Depuis plusieurs années, les enfants de prêtres ou de religieux tentent de briser la loi du silence qui entoure leur histoire. Fruits d’un amour interdit par l’Eglise catholique, nombreux sont ceux qui ont dû changer de nom, changer de ville, changer de vie, pour éviter l’opprobre. Témoigner à visage caché, c’est le quotidien de beaucoup d’entre eux. Aujourd’hui, plusieurs de ces enfants, membres de l’association Enfants du Silence, sont reçus par la Commission épiscopale pour les ministères ordonnés et les laïcs en mission ecclésiale dans les locaux de la Conférence des Evêques de France.
Léa Casamajor est l’une de ces enfants de prêtre. Un nom très joli, mais un pseudonyme, pour celle pour qui il est encore compliqué aujourd’hui, de témoigner à visage découvert. "Au sein de l’association, je suis loin d’être la seule à avoir cette pratique. On a tous subi tellement d’attaques, physiques parfois, de la part des gens, que ce soit au sein de notre milieu professionnel, ou notre famille proche, que l’on préfère garder l’anonymat" explique-t-elle.
Elle revient sur la rencontre de ses parents. "Mon père a choisi de devenir prêtre aux alentours de ses 19 ans. Il est rentré dans les ordres. Il enseignait dans un lycée catholique du Sud de la France. Un jour, il croise une enseignante qui n’était pas religieuse. Ils sont tombés amoureux. Mon père s’est demandé quoi faire. En tant que religieux, il ne pouvait pas avoir de relation avec ma mère. Il a décidé de quitter les ordres afin de faire une nouvelle vie. C’est là que les choses se sont compliquées" raconte Léa Casamajor.
"On peut quitter les ordres. Il y a tout une procédure au Vatican. Pour lui, cela a duré deux ans. Cela se termine par un document officiel du pape. Après cela, il s’est marié, il est revenu à la vie civile. Je suis né quelques années après, et j’ai quatre frères. J’ai toujours su qu’il était un ancien ecclésiastique, mais je l’ai appris de façon un peu violente. Quand j’étais petite fille, mon père ne savait pas quoi faire dans la vie civile en sortant des ordres. Il a continué dans l’enseignement en attendant de trouver une formation. Et c’est devenu compliqué, car les gens ont découvert son origine. On a été persécutés" ajoute-t-elle.
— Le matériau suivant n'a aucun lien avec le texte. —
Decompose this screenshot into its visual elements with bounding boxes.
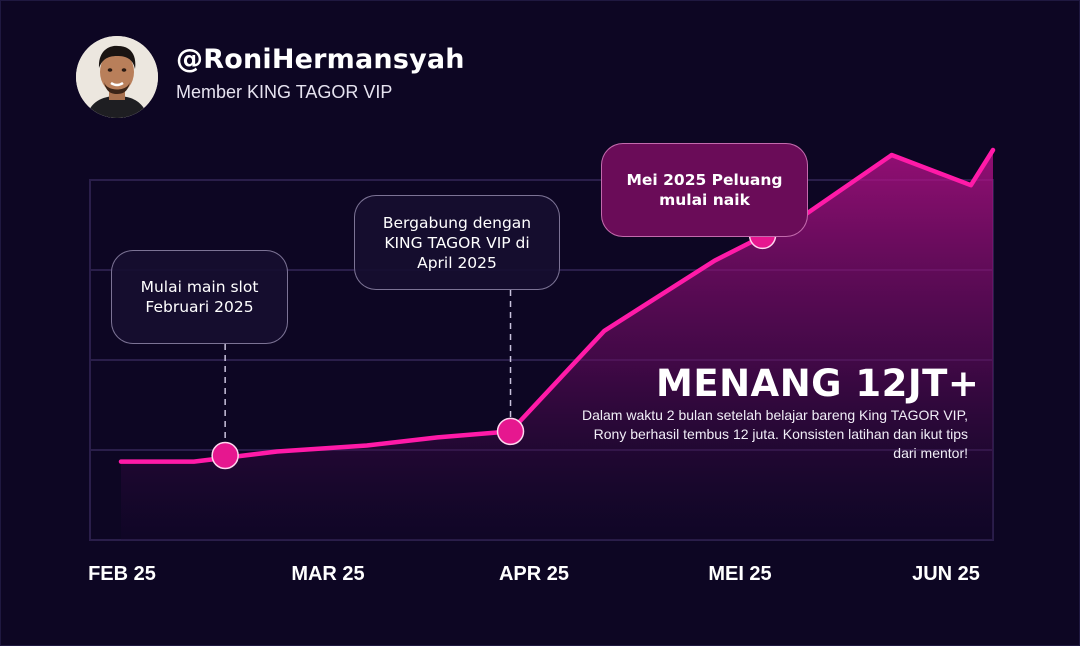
milestone-marker bbox=[496, 417, 525, 446]
x-tick-label: APR 25 bbox=[498, 563, 570, 585]
callout-rise: Mei 2025 Peluang mulai naik bbox=[601, 143, 808, 237]
headline: MENANG 12JT+ bbox=[656, 362, 980, 405]
profile-handle: @RoniHermansyah bbox=[176, 44, 465, 75]
x-tick-label: JUN 25 bbox=[912, 563, 980, 585]
chart-line bbox=[118, 147, 996, 464]
callout-start: Mulai main slot Februari 2025 bbox=[111, 250, 288, 344]
x-tick-label: FEB 25 bbox=[88, 563, 156, 585]
highlight-body: Dalam waktu 2 bulan setelah belajar bare… bbox=[582, 407, 968, 461]
x-tick-label: MAR 25 bbox=[291, 563, 365, 585]
x-tick-label: MEI 25 bbox=[708, 563, 772, 585]
profile-subtitle: Member KING TAGOR VIP bbox=[176, 82, 393, 102]
chart-area bbox=[121, 150, 993, 540]
milestone-marker bbox=[211, 441, 239, 470]
avatar bbox=[76, 36, 158, 118]
callout-join: Bergabung dengan KING TAGOR VIP di April… bbox=[354, 195, 560, 290]
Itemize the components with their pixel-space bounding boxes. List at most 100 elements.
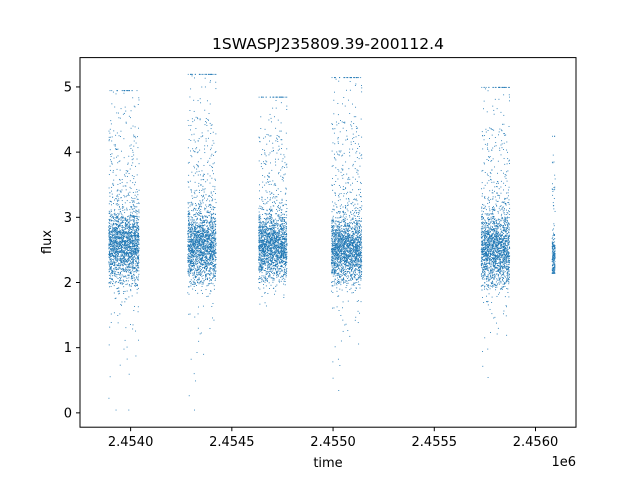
- data-point: [187, 203, 189, 205]
- data-point: [114, 241, 116, 243]
- data-point: [189, 234, 191, 236]
- data-point: [133, 285, 135, 287]
- data-point: [125, 232, 127, 234]
- data-point: [283, 274, 284, 276]
- data-point: [189, 255, 190, 257]
- data-point: [108, 397, 110, 399]
- data-point: [191, 224, 193, 225]
- data-point: [124, 90, 126, 92]
- data-point: [117, 269, 119, 270]
- data-point: [194, 167, 196, 169]
- data-point: [121, 246, 123, 248]
- data-point: [118, 292, 120, 294]
- data-point: [128, 228, 130, 230]
- data-point: [113, 248, 115, 250]
- data-point: [111, 237, 113, 239]
- data-point: [205, 253, 207, 255]
- data-point: [285, 274, 287, 276]
- data-point: [110, 249, 112, 251]
- data-point: [205, 138, 207, 140]
- data-point: [117, 232, 118, 234]
- data-point: [269, 222, 271, 224]
- data-point: [128, 230, 130, 232]
- data-point: [130, 188, 132, 189]
- data-point: [211, 264, 213, 266]
- data-point: [211, 256, 213, 258]
- data-point: [207, 237, 208, 239]
- data-point: [118, 230, 120, 232]
- data-point: [191, 269, 193, 271]
- data-point: [199, 246, 201, 248]
- data-point: [126, 346, 128, 348]
- data-point: [277, 244, 278, 246]
- data-point: [197, 166, 199, 168]
- data-point: [187, 215, 189, 217]
- data-point: [128, 263, 130, 264]
- data-point: [135, 243, 137, 244]
- data-point: [116, 240, 118, 242]
- data-point: [214, 186, 216, 188]
- data-point: [119, 272, 121, 274]
- data-point: [213, 232, 215, 234]
- data-point: [267, 233, 268, 235]
- data-point: [188, 242, 190, 243]
- data-point: [138, 267, 140, 269]
- data-point: [194, 250, 196, 251]
- data-point: [212, 258, 214, 260]
- data-point: [113, 234, 115, 236]
- data-point: [202, 264, 203, 266]
- data-point: [132, 268, 134, 270]
- data-point: [196, 189, 198, 191]
- data-point: [191, 228, 193, 230]
- data-point: [120, 232, 122, 233]
- data-point: [136, 196, 138, 198]
- data-point: [108, 203, 110, 205]
- data-point: [130, 226, 132, 228]
- data-point: [124, 185, 126, 187]
- data-point: [131, 246, 133, 248]
- data-point: [281, 148, 282, 149]
- data-point: [198, 340, 200, 342]
- data-point: [197, 313, 199, 315]
- data-point: [260, 166, 262, 168]
- data-point: [119, 239, 121, 241]
- data-point: [115, 242, 117, 244]
- data-point: [108, 271, 110, 273]
- data-point: [269, 217, 271, 219]
- data-point: [200, 245, 201, 247]
- data-point: [120, 219, 122, 221]
- data-point: [283, 223, 285, 225]
- data-point: [114, 241, 116, 242]
- data-point: [127, 163, 129, 165]
- data-point: [115, 226, 117, 228]
- data-point: [202, 283, 204, 285]
- data-point: [208, 252, 210, 253]
- data-point: [138, 202, 140, 204]
- data-point: [280, 175, 282, 177]
- data-point: [136, 264, 138, 266]
- data-point: [127, 219, 129, 221]
- data-point: [129, 186, 131, 188]
- data-point: [137, 238, 139, 240]
- data-point: [115, 254, 117, 256]
- data-point: [117, 278, 119, 279]
- data-point: [270, 247, 272, 249]
- data-point: [212, 250, 214, 252]
- data-point: [201, 230, 203, 232]
- data-point: [119, 218, 121, 220]
- data-point: [200, 235, 202, 236]
- data-point: [209, 293, 211, 295]
- data-point: [278, 244, 280, 245]
- data-point: [267, 253, 269, 255]
- data-point: [199, 252, 201, 254]
- data-point: [274, 251, 276, 253]
- data-point: [119, 251, 120, 253]
- data-point: [210, 219, 212, 221]
- data-point: [126, 255, 128, 257]
- data-point: [117, 251, 119, 253]
- data-point: [112, 241, 114, 243]
- data-point: [195, 255, 197, 257]
- data-point: [122, 204, 124, 206]
- data-point: [210, 280, 212, 281]
- data-point: [126, 220, 128, 222]
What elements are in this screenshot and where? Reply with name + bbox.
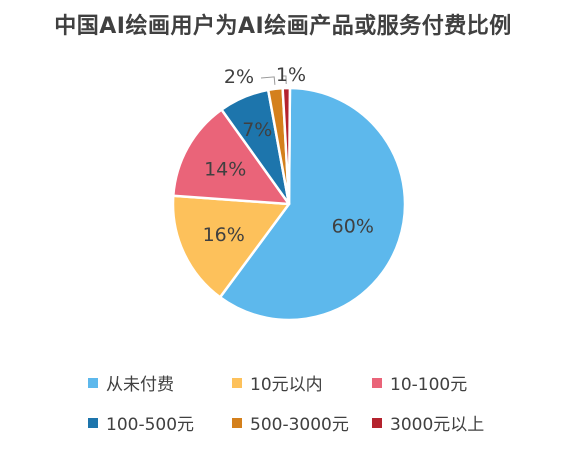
data-label-4: 7% xyxy=(242,119,272,141)
legend-label-1: 从未付费 xyxy=(106,375,174,395)
legend-item-4: 100-500元 xyxy=(88,410,194,435)
legend-item-5: 500-3000元 xyxy=(232,410,349,435)
leader-line-5 xyxy=(260,76,276,85)
legend-label-2: 10元以内 xyxy=(250,375,323,395)
legend-label-3: 10-100元 xyxy=(390,375,468,395)
chart-title: 中国AI绘画用户为AI绘画产品或服务付费比例 xyxy=(54,14,512,39)
legend-swatch-2 xyxy=(232,377,242,388)
pie-slice-1 xyxy=(218,86,407,322)
pie-slice-3 xyxy=(172,108,291,206)
legend-item-1: 从未付费 xyxy=(88,370,174,395)
legend-item-2: 10元以内 xyxy=(232,370,323,395)
legend-label-6: 3000元以上 xyxy=(390,415,485,435)
legend-item-6: 3000元以上 xyxy=(372,410,484,435)
pie-slice-2 xyxy=(171,194,291,299)
data-label-3: 14% xyxy=(204,158,246,180)
pie-slice-6 xyxy=(281,86,292,206)
legend-swatch-4 xyxy=(88,417,98,428)
data-label-2: 16% xyxy=(203,224,245,246)
legend-swatch-3 xyxy=(372,377,382,388)
data-label-6: 1% xyxy=(276,64,306,86)
pie-chart: 60% 16% 14% 7% 2% 1% xyxy=(171,64,407,322)
legend-item-3: 10-100元 xyxy=(372,370,467,395)
data-label-5: 2% xyxy=(224,66,254,88)
data-label-1: 60% xyxy=(332,215,374,237)
leader-line-6 xyxy=(283,75,287,85)
legend-swatch-5 xyxy=(232,417,242,428)
legend-label-4: 100-500元 xyxy=(106,415,195,435)
legend-swatch-1 xyxy=(88,377,98,388)
chart-legend: 从未付费 10元以内 10-100元 100-500元 500-3000元 3000元以上 xyxy=(0,360,566,446)
legend-swatch-6 xyxy=(372,417,382,428)
legend-label-5: 500-3000元 xyxy=(250,415,349,435)
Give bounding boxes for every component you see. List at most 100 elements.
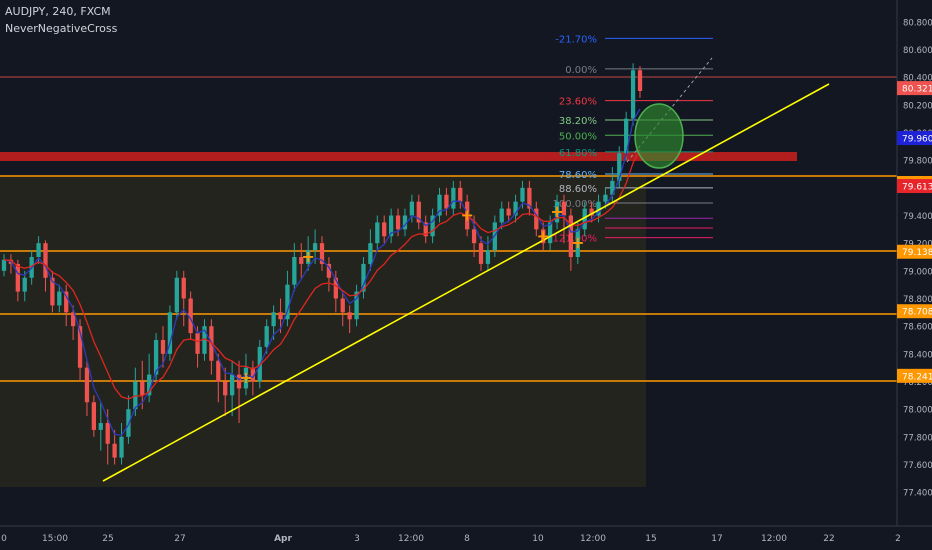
candle-body [195,333,200,354]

Elle revient sur les persécutions dont elle et sa famille ont fait l’objet. "On a reçu des lettres de menace, des colis avec des excréments. On a eu un début d’incendie criminel la nuit, dans notre domicile. Je ne comprenais pas. Et mes parents m’ont tout expliqué. Au collège, à l’école, au lycée, je n’en ai jamais parlé. Une fois adulte, je l’ai dit à quelques amis proches. Dans mon milieu professionnel, je ne le dis jamais. Auprès de ma famille proche, cela s’est très mal passé" lance Léa Casamajor.
Pour cette dernière, les enfants de prêtres et de religieux subissent un véritable traumatisme psychologique. "Quand vous apprenez cela d’un coup, c’est un choc terrible. Et d’un point de vue moral, c’est très difficile, car si on est croyant, on est mis au banc de la communauté religieuse. Les autres croyants n’acceptent pas que l’on existe. Le clergé met un voile sur cette réalité" explique-t-elle. D’où la création de l’association Enfants du Silence.
"Le premier objectif, c’était de réunir en petit cercle les enfants de prêtres. Très peu d’enfants se sont manifestés au début auprès de la présidente. L’idée c’est de discuter entre nous, de voir que l’on n’est pas seul. Le deuxième aspect, serait de pouvoir avoir accès aux archives de nos parents religieux. J’aimerai savoir où mon père a exercé son ministère pendant vingt ans. C’est vingt ans de trou noir pour moi. L’idée serait d’avoir accès à des choses très simples : où ils ont vécu, et quand. Certains ne connaissent même pas le nom de leur père" explique Léa Casamajor.
A titre personnel, cette fille de prêtre souhaiterait que les futurs ex-prêtres soient mieux accompagnés, et que cette réalité ne soit plus niée, ni placée sous le boisseau au sein de l’Eglise. "Je souhaiterai qu’il y ait une sorte de fondation pour l’après des prêtres. Quand vous sortez de l’Eglise, des institutions religieuses, vous êtres très démunis. L’idée serait qu’il y ait un accompagnement moral pour aider ces personnes à construire une nouvelle vie, un accompagnement professionnel, et un accompagnement matériel. Je trouve que ce serait une bonne idée" conclut-elle.